Mengingat pandemi yang masih berlangsung, Hoesen mengatakan setiap kebijakan terkait penanganan COVID-19 akan berdampak pada pasar modal Indonesia. Kendati begitu, OJK menilai pelaku pasar modal sudah cukup siap dalam merespons hal tersebut sehingga tidak terjadi gejolak sebagaimana kebijakan yang sama pada 2020. Hal ini ditunjukkan dengan pasar masih bergerak sideways. IHSG mencoba bertahan di level 6.000.

"Dan kadang menunjukkan penguatan seiring dengan kondisi pemulihan ekonomi nasional," kata Hoesen.

"OJK sebagai regulator di pasar modal akan senantiasa bersinergi dan bekerjasama dengan pemerintah dan stakeholder lainnya untuk jaga stabilitas dan volatilitas pasar modal Indonesia," ia menambahkan.

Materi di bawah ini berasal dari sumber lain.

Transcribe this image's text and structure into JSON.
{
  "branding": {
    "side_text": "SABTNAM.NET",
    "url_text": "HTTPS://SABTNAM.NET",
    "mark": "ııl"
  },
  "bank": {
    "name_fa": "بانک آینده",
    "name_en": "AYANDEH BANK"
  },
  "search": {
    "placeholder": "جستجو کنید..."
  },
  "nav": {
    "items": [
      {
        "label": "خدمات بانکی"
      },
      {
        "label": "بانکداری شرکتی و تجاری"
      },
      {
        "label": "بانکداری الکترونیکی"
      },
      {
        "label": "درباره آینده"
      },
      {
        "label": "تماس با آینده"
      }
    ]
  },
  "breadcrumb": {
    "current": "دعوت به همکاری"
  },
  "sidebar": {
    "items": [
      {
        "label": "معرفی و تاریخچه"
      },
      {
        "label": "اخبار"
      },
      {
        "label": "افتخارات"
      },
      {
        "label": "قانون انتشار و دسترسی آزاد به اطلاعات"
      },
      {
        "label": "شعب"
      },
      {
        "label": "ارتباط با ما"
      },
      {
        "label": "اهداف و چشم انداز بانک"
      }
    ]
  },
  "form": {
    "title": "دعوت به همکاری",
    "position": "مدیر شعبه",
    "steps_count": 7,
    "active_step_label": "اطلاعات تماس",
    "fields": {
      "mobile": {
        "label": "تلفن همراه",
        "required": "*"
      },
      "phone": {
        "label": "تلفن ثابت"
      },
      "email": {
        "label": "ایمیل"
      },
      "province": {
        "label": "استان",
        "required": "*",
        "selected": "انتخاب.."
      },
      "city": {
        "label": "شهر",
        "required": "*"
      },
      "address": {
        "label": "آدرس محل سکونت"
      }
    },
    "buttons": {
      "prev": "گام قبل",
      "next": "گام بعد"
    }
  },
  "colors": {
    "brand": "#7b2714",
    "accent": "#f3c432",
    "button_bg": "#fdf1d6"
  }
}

Per 9 Agustus 2021 IHSG sudah kembali menguat dan berada pada posisi 6.127,46 atau naik 2,48 persen ytd. Pada periode yang sama, OJK telah mengeluarkan surat pernyataan efektif atas pernyataan dalam rangka penawaran umum untuk 92 emisi. Terdiri dari 25 IPO senilai Rp 28,40 triliun, 17 PUT senilai Rp 35,76 triliun, 3 EBUS senilai Rp 4,50 triliun. Kemudian 17 PUB EBUS Tahap I dan 30 PUB EBUS Tahap II masing-masing sebesar Rp 14,33 triliun dan Rp 35,05 triliun.

"Total nilai keseluruhan hasil penawaran umum sebesar Rp 118,03 triliun. Dari 92 emisi yang dinyatakan efektif tersebut, 27 diantaranya adalah emiten baru,” ungkap Hoesen.

Tak hanya dari sisi supply, dari sisi permintaan juga terjadi pertumbuhan yang signifikan. Hingga 6 Agustus 2021, jumlah SID tercatat sebanyak 5,88 juta atau meningkat sebesar 51,68 persen dari 30 Desember 2020.

"Menariknya, peningkatan jumlah investor ritel di masa pandey ini justru didominasi oleh kaum milenial dan generasi Z yang berumur di bawah 30 tahun,” kata Hoesen. Adapun kelompok tersebut menempati 58,45 persen dari seluruh total investor pasar modal.